My writings about baseball, with a strong statistical & machine learning slant.
Monday, February 1, 2010
Handling small sample sizes (K9 variance by IP)
First of all, thanks to Dave Allen for pointing out that I should be trying to predict SOr (strikeout rate as a percentage of AB) rather than SO9 (strikeout rate per 9 innings). However in practice, there is no difference. I can't give you linear a formula to translate SOr to SO9 offhand, but I can say that my machine learning system predicts them with the same accuracy (within 1% which is not remotely significant), using the same features, weighed in equal proportions. That said, Dave is right and I should be using SOr.
For the mean time, I will stick with SO9, knowing that I can translate to SOr as needed. I understand strikeout rates per 9 innings much better than I understand strikeout rates per batter. I imagine other people do as well. Seven K's per 9 innings is average. Anything around nine per nine innings is very good. Anything above that exceptional. In any case, thanks Dave. You are 100% right.
In my last post, I wrote about an idea I had for handling small sample sizes. Or rather, I wrote about training models intelligently with lots of data of unequal significance. I now have a much better example of this idea at work.
I have a data set of all pitcher seasons from 2002-2009, along with pitch data from FanGraphs, and the pitchers' observed strikeout rates. Also I have innings pitched (IP) for these pitcher seasons.
I would like to build an (optimal) model to predict expected strikeout rate (SO9) from the FanGraphs pitch data. However my data set includes data for guys who pitched 200 IP, and for those who guys who pitched 20 IP. Intuitively, these data points are not equally significant. However the 20 IP data points are not insignificant either! This is important since almost 20% of the pitcher season from the past decade are for guys throwing less than 14 IP in a season. I would expect strikeout rates to be very noisy at such low usage figures. I suspect that most analysts just throw data like this out. However, where do i draw the line? 20 IP? 40 IP? Maybe at a cutoff where the model looks most predictive? But that isn't very good science.
It would be nice to scale each data point by an estimte of how confident we are in the accuracy of that observation. In other words, if we can get a relative measure of variance (in our dependent variable) based on the input data (independent variables), we can scale by the inverse of that variance in training. I have a more detailed explanation of this idea in my previous post.
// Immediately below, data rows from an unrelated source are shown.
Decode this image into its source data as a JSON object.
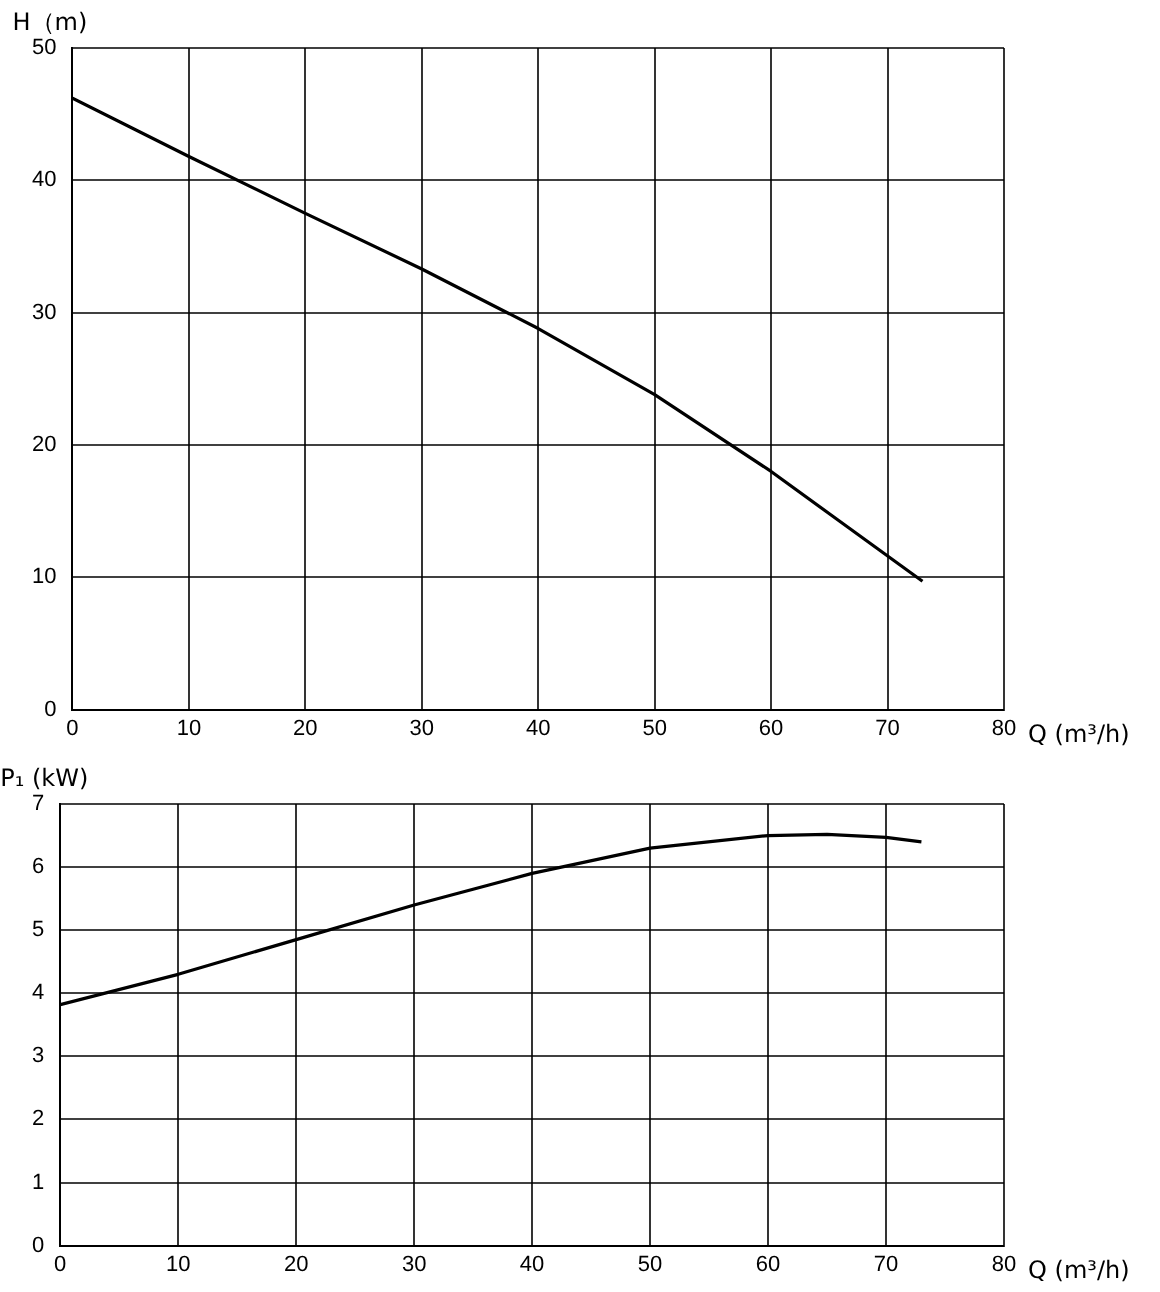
{
  "chart_data": [
    {
      "type": "line",
      "xlabel": "Q (m³/h)",
      "ylabel": "H（m)",
      "x": [
        0,
        10,
        20,
        30,
        40,
        50,
        60,
        65,
        73
      ],
      "series": [
        {
          "color": "#000000",
          "values": [
            46.2,
            41.8,
            37.5,
            33.3,
            28.8,
            23.8,
            18,
            14.8,
            9.7
          ]
        }
      ],
      "xlim": [
        0,
        80
      ],
      "xticks": [
        0,
        10,
        20,
        30,
        40,
        50,
        60,
        70,
        80
      ],
      "ylim": [
        0,
        50
      ],
      "yticks": [
        0,
        10,
        20,
        30,
        40,
        50
      ],
      "grid": true,
      "legend": false,
      "marker": "none",
      "line_style": "solid"
    },
    {
      "type": "line",
      "xlabel": "Q (m³/h)",
      "ylabel": "P₁ (kW)",
      "x": [
        0,
        10,
        20,
        30,
        40,
        50,
        60,
        65,
        70,
        73
      ],
      "series": [
        {
          "color": "#000000",
          "values": [
            3.82,
            4.3,
            4.85,
            5.4,
            5.9,
            6.3,
            6.5,
            6.52,
            6.47,
            6.4
          ]
        }
      ],
      "xlim": [
        0,
        80
      ],
      "xticks": [
        0,
        10,
        20,
        30,
        40,
        50,
        60,
        70,
        80
      ],
      "ylim": [
        0,
        7
      ],
      "yticks": [
        0,
        1,
        2,
        3,
        4,
        5,
        6,
        7
      ],
      "grid": true,
      "legend": false,
      "marker": "none",
      "line_style": "solid"
    }
  ]
}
As before, I isolate the independent variable as IP. My dependent variable is observed strikeout rate (SO9). I estimate the variance in SO9 by looking at the error of a model I built to predict SO9 rate where all pitcher seasons are trained with equal weight. The logic here may seem circular, but there is nothing inherently illogical about it. If I simply looked at variance in observed SO9 within bands of pitcher seasons (by IP), I would be way over-estimating variance in the high IP cases. CC Sabathia, Randy Johnson, Jon Lester and Kirk Reuter will have large difference in observed SO9 rate, even over 200IP. Comparing observed rates to reasonable, unbiased estimates is a better way of trying to understand which part of the difference can be attributed to small sample sizes, and which part of the difference is due to other factors, like talent, pitching style, etc.
OK, so on to the graph! My data points are buckets of pitcher seasons, grouped by IP, and represented by the average IP of the bucket. There are 5,000 pitcher seasons in my sample. Each data point represents a bucket of 1,000 pitcher seasons, except for the outermost points, which represent only 500 pitcher seasons. How's that for sample size!
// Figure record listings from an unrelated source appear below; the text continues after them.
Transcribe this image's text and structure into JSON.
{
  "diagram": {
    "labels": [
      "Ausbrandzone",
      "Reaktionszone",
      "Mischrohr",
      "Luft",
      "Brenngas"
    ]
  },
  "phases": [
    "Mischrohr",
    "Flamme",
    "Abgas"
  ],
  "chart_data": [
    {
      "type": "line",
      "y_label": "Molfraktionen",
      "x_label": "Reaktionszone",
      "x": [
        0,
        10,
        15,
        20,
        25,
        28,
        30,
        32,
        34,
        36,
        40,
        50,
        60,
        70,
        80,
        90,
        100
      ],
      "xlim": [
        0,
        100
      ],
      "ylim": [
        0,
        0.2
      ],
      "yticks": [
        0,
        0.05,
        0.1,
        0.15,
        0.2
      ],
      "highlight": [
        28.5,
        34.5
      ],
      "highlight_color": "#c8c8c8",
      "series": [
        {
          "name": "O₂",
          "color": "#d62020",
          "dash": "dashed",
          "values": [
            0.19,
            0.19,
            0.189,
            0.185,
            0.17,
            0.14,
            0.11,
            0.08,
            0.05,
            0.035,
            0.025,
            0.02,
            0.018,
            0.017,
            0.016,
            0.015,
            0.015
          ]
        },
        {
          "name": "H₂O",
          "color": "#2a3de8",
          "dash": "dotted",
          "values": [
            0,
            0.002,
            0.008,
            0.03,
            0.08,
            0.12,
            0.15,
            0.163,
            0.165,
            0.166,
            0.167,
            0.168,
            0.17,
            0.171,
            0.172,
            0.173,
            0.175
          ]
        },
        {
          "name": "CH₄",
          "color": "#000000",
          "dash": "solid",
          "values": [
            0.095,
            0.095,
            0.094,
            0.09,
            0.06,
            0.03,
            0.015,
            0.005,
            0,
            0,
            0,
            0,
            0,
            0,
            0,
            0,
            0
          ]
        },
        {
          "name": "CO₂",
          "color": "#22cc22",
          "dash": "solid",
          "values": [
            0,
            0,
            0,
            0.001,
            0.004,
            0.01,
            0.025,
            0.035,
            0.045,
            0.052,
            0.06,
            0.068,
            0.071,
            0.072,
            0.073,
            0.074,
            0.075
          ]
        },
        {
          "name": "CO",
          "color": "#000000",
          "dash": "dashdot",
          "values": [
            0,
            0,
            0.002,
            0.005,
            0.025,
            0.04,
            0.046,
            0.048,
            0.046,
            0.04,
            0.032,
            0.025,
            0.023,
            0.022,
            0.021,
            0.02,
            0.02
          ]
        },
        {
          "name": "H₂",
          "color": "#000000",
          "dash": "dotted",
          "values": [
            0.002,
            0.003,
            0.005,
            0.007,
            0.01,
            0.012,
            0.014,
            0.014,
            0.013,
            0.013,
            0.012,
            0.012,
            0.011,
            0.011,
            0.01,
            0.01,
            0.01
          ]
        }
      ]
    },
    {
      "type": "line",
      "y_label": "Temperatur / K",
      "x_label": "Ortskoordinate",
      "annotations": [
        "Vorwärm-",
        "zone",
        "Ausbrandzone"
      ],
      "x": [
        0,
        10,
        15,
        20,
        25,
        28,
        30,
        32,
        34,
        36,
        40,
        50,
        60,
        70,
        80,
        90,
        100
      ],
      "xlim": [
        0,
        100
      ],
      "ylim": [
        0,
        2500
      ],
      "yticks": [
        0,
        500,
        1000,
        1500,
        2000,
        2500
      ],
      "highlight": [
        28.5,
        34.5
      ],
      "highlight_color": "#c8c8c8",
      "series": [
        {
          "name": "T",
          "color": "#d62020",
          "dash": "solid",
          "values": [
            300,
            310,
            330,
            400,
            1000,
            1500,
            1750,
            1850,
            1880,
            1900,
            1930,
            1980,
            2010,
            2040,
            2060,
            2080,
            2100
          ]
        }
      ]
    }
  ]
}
As you can see, the curve is modelled quite well by a f(x) = ax^(-b) function, where x = IP and f(x) estimates the variance in SO9 rate.
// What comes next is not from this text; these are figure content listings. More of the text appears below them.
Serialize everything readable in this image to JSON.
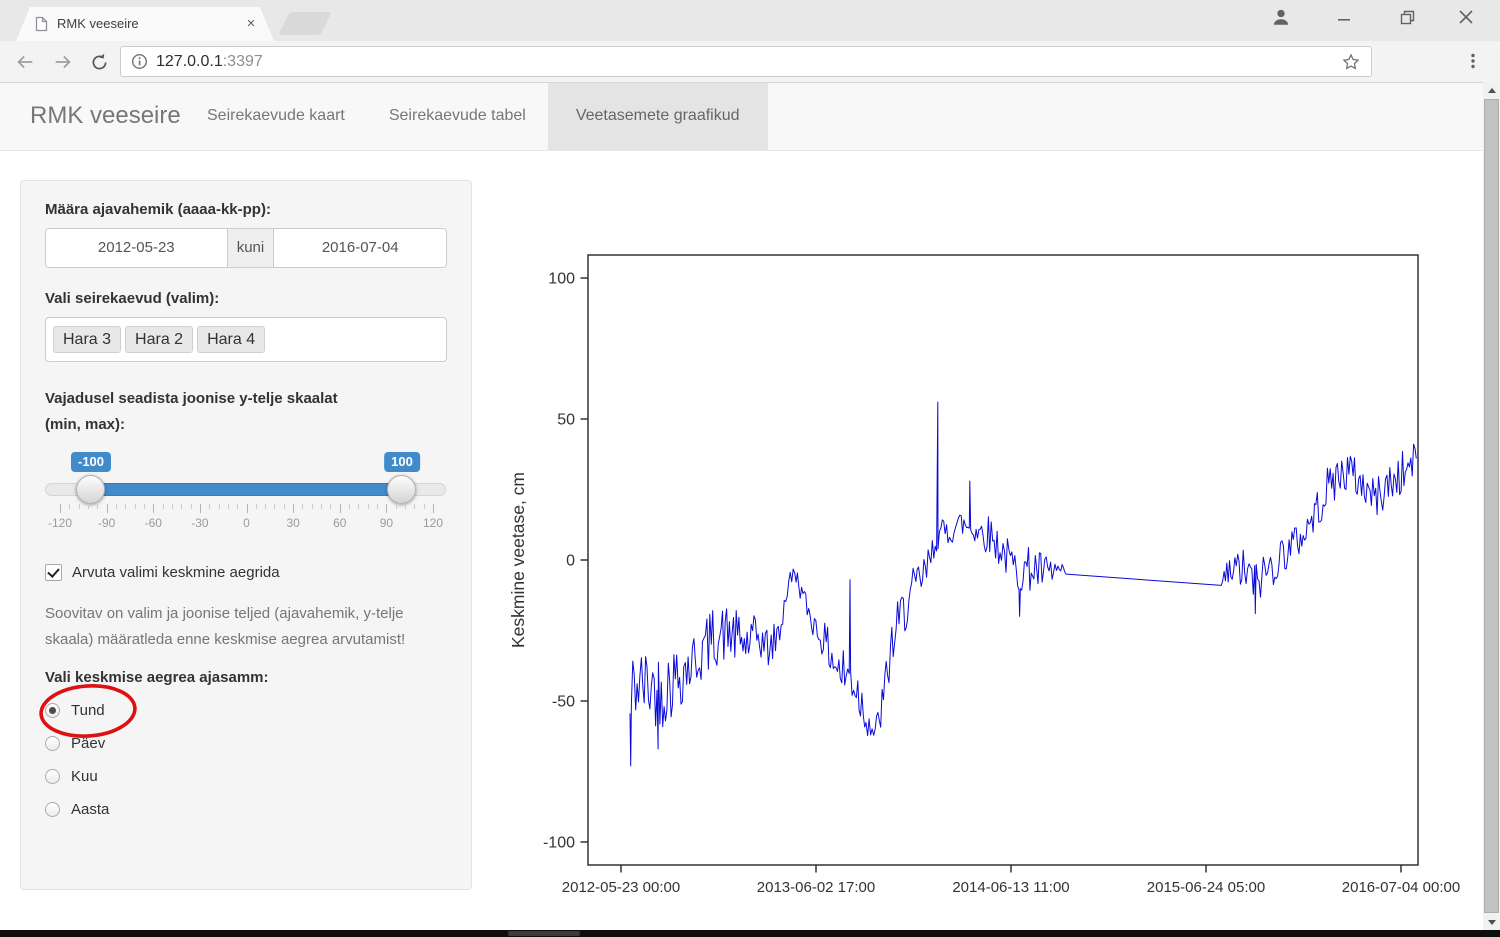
{
  "browser": {
    "tab_title": "RMK veeseire",
    "url": {
      "host": "127.0.0.1",
      "port": ":3397"
    }
  },
  "navbar": {
    "brand": "RMK veeseire",
    "tabs": [
      {
        "label": "Seirekaevude kaart",
        "active": false
      },
      {
        "label": "Seirekaevude tabel",
        "active": false
      },
      {
        "label": "Veetasemete graafikud",
        "active": true
      }
    ]
  },
  "sidebar": {
    "date_label": "Määra ajavahemik (aaaa-kk-pp):",
    "date_start": "2012-05-23",
    "date_sep": "kuni",
    "date_end": "2016-07-04",
    "wells_label": "Vali seirekaevud (valim):",
    "wells": [
      "Hara 3",
      "Hara 2",
      "Hara 4"
    ],
    "slider_label": "Vajadusel seadista joonise y-telje skaalat\n(min, max):",
    "slider": {
      "from_label": "-100",
      "to_label": "100",
      "ticks": [
        "-120",
        "-90",
        "-60",
        "-30",
        "0",
        "30",
        "60",
        "90",
        "120"
      ]
    },
    "checkbox_label": "Arvuta valimi keskmine aegrida",
    "checkbox_checked": true,
    "note": "Soovitav on valim ja joonise teljed (ajavahemik, y-telje skaala) määratleda enne keskmise aegrea arvutamist!",
    "radio_label": "Vali keskmise aegrea ajasamm:",
    "radios": [
      {
        "label": "Tund",
        "selected": true,
        "circled": true
      },
      {
        "label": "Päev",
        "selected": false,
        "circled": false
      },
      {
        "label": "Kuu",
        "selected": false,
        "circled": false
      },
      {
        "label": "Aasta",
        "selected": false,
        "circled": false
      }
    ],
    "annotation_color": "#dd1111"
  },
  "chart_data": {
    "type": "line",
    "title": "",
    "xlabel": "",
    "ylabel": "Keskmine veetase, cm",
    "x_ticks": [
      "2012-05-23 00:00",
      "2013-06-02 17:00",
      "2014-06-13 11:00",
      "2015-06-24 05:00",
      "2016-07-04 00:00"
    ],
    "y_ticks": [
      100,
      50,
      0,
      -50,
      -100
    ],
    "ylim": [
      -108,
      108
    ],
    "grid": false,
    "legend": "none",
    "line_color": "#0a0ad8",
    "noise_seed": 42,
    "noise_step": 0.0017,
    "series": [
      {
        "name": "Keskmine veetase",
        "keypoints": [
          [
            0.0506,
            -55,
            3
          ],
          [
            0.054,
            -45,
            13
          ],
          [
            0.066,
            -44,
            13
          ],
          [
            0.09,
            -46,
            14
          ],
          [
            0.112,
            -40,
            12
          ],
          [
            0.131,
            -35,
            11
          ],
          [
            0.152,
            -27,
            11
          ],
          [
            0.172,
            -26,
            10
          ],
          [
            0.19,
            -30,
            9
          ],
          [
            0.205,
            -27,
            8
          ],
          [
            0.219,
            -32,
            7
          ],
          [
            0.231,
            -25,
            6
          ],
          [
            0.24,
            -10,
            5
          ],
          [
            0.249,
            -4,
            3
          ],
          [
            0.259,
            -13,
            4
          ],
          [
            0.271,
            -22,
            5
          ],
          [
            0.287,
            -30,
            7
          ],
          [
            0.304,
            -40,
            10
          ],
          [
            0.32,
            -42,
            12
          ],
          [
            0.335,
            -55,
            7
          ],
          [
            0.346,
            -62,
            5
          ],
          [
            0.356,
            -50,
            9
          ],
          [
            0.366,
            -30,
            10
          ],
          [
            0.38,
            -18,
            9
          ],
          [
            0.395,
            -10,
            9
          ],
          [
            0.408,
            -4,
            7
          ],
          [
            0.42,
            8,
            5
          ],
          [
            0.432,
            10,
            6
          ],
          [
            0.448,
            13,
            5
          ],
          [
            0.466,
            11,
            6
          ],
          [
            0.484,
            9,
            7
          ],
          [
            0.5,
            3,
            7
          ],
          [
            0.516,
            -4,
            8
          ],
          [
            0.534,
            -3,
            8
          ],
          [
            0.552,
            -5,
            7
          ],
          [
            0.568,
            -4,
            5
          ],
          [
            0.576,
            -5,
            0
          ],
          [
            0.763,
            -9,
            0
          ],
          [
            0.768,
            -6,
            6
          ],
          [
            0.786,
            -3,
            8
          ],
          [
            0.805,
            -8,
            8
          ],
          [
            0.824,
            -2,
            8
          ],
          [
            0.843,
            4,
            7
          ],
          [
            0.86,
            8,
            6
          ],
          [
            0.877,
            17,
            7
          ],
          [
            0.896,
            28,
            8
          ],
          [
            0.915,
            32,
            8
          ],
          [
            0.932,
            27,
            7
          ],
          [
            0.949,
            22,
            7
          ],
          [
            0.966,
            27,
            8
          ],
          [
            0.983,
            31,
            8
          ],
          [
            0.998,
            36,
            6
          ]
        ],
        "spikes": [
          [
            0.0515,
            -73
          ],
          [
            0.0845,
            -67
          ],
          [
            0.3157,
            -7
          ],
          [
            0.4215,
            56
          ],
          [
            0.46,
            28
          ],
          [
            0.52,
            -20
          ],
          [
            0.804,
            -19
          ]
        ]
      }
    ]
  }
}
The next step is to re-train my model, having weighed the data points by the inverse proportion of this estimated variance. This should result in a higher correlation between real and predicted SO9 rate, using cross fold validation or any other method where I leave out part of the data for testing.
Also, I should expect to perform better on weighting-neutral tests. For example, I should more often be closer to the observed strikeout rate than my current model, which treats all the pitcher season the same.
Phrased differently, I am now training a model that places more significance on nailing down strikeout rates that I think that I should be able to predict more accurately. So being off by 2 K/9 on Roy Halladay will be less acceptable than being off by 2 K/9 on Jonathan Albaladejo. I think that makes a lot of sense!
Hopefully this approach will work. We all need better tools for tackling sampling size issues. Regression to the mean can screw up good analysis, if not properly accounted for.